The name Pierre Blue derives from its special colour: grey that tends to shades of blue that go from black to very light white, depending on the processing of the surface. Like all natural stones, the essential and different characteristics of Pierre Bleue lead to interesting and fascinating contrasts on the slab surface.
The mining area is primarily located in Belgium, near Liège – hence the French name!
Although Pierre Bleue shows some technical characteristics of marble, it is not a marble, because he is not originated by metamorphosis. Pierre Bleue is a sedimentary rock, formed of calcareous mud, its grey-blue colour is interspersed with shell fossils and other marine organisms, such as Crinoidea, the so-called sea lily…

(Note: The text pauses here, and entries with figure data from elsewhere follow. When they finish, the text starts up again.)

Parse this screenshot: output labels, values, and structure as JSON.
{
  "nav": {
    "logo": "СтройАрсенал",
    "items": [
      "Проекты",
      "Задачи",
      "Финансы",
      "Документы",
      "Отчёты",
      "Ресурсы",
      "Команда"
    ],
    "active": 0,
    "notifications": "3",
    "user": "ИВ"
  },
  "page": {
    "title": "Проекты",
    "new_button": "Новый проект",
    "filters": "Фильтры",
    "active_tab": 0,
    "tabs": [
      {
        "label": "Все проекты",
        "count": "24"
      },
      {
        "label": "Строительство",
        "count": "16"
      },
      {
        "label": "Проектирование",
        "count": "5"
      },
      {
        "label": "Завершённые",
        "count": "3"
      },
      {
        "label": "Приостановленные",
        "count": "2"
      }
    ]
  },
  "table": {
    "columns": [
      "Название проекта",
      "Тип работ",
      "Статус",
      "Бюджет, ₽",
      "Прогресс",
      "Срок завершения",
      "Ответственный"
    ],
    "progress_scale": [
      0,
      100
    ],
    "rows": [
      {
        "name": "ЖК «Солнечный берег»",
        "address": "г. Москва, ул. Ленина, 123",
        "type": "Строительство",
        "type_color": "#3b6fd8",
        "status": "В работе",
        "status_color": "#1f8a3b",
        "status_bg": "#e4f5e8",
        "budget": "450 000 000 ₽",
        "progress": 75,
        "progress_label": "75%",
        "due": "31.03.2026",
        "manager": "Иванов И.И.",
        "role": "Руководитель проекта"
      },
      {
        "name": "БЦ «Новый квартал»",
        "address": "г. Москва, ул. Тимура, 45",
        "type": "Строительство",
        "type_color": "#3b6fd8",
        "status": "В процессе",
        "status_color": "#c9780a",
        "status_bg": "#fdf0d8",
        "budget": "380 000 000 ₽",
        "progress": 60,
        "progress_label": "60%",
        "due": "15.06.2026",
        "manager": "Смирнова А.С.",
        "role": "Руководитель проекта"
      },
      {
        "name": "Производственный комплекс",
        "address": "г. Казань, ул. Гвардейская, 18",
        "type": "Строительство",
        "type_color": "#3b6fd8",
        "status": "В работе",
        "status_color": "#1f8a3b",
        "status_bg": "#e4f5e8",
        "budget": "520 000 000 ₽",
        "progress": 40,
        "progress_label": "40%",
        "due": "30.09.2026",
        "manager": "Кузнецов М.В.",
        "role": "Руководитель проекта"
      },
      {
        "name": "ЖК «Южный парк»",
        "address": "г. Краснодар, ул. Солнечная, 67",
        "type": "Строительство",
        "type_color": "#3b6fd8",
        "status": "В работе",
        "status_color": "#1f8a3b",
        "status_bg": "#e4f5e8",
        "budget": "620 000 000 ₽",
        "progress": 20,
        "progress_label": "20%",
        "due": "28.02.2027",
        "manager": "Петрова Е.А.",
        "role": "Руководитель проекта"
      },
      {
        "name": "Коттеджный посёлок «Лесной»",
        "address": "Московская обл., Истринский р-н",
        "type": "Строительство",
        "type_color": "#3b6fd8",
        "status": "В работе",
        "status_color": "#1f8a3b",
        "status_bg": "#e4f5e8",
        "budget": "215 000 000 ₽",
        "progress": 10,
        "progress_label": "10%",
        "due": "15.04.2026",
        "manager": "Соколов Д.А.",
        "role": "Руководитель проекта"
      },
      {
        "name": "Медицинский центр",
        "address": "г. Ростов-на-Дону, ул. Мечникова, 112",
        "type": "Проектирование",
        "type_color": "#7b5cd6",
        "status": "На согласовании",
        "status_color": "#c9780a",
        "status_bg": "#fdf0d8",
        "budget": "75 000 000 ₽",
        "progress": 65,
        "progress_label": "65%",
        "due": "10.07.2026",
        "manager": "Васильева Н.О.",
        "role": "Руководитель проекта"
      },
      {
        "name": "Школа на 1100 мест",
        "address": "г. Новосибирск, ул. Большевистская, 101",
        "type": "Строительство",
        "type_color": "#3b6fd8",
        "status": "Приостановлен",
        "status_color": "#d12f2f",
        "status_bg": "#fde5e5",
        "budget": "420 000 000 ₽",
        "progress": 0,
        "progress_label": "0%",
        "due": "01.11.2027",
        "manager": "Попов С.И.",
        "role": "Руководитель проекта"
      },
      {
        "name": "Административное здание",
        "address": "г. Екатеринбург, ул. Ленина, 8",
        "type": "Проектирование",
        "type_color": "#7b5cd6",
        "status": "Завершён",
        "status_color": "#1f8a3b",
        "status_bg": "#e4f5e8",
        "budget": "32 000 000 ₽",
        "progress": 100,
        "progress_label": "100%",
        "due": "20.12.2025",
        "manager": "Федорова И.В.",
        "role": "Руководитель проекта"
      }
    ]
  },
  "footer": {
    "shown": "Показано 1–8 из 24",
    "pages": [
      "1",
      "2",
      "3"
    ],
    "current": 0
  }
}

Pierre Bleue is a hard, solid and heavy stone, compact as marble; due to deterioration, the surface becomes shiny and gets a very special look, depending much on the utilization. The colour variation is considerable and mainly caused by the moisture contained in the surface. Even though the surface is not porous, Pierre Bleue takes on a darker colour when getting wet. Advantageously, this material dries very quickly and is therefore moisture-resistant and frost-proof. It is also resistant to weather, dirt and pollution.
One of the first historical applications of Pierre Bleue can be found in the carved, Romanesque baptismal font in Tournai in France, but it was also used in England (where you’ll find blue-coloured medieval baptismal figures in many churches). Later, many pavements of churches (blue stone was used like black marble) and tomb stones were made of this natural stone.
Since the 17th century, Pierre Bleue has been extracted on an industrial scale and the natural stone and its product have decisively contributed to the prosperity of Tournai. Pierre Bleue is both building and ornamental stone and actually, it is one of the most commonly used stones for traditional buildings in the Walloon region of Belgium.
From the Middle Age to the recent past, Pierre Bleue was especially applied as foundation stone, structural element and wall brick (often in combination with red bricks or yellow tuff stones), as the solidity and resistance of this natural stone are of great advantage in construction. In recent times, Pierre Bleue is frequently used for pavements, both out-doors and indoors: it perfectly fits for decoration, flooring, wall covering, worktops, kitchen tops or washing table tops. Special sinks or shower trays can also be created. Technically, Pierre Bleue can be used in any living space.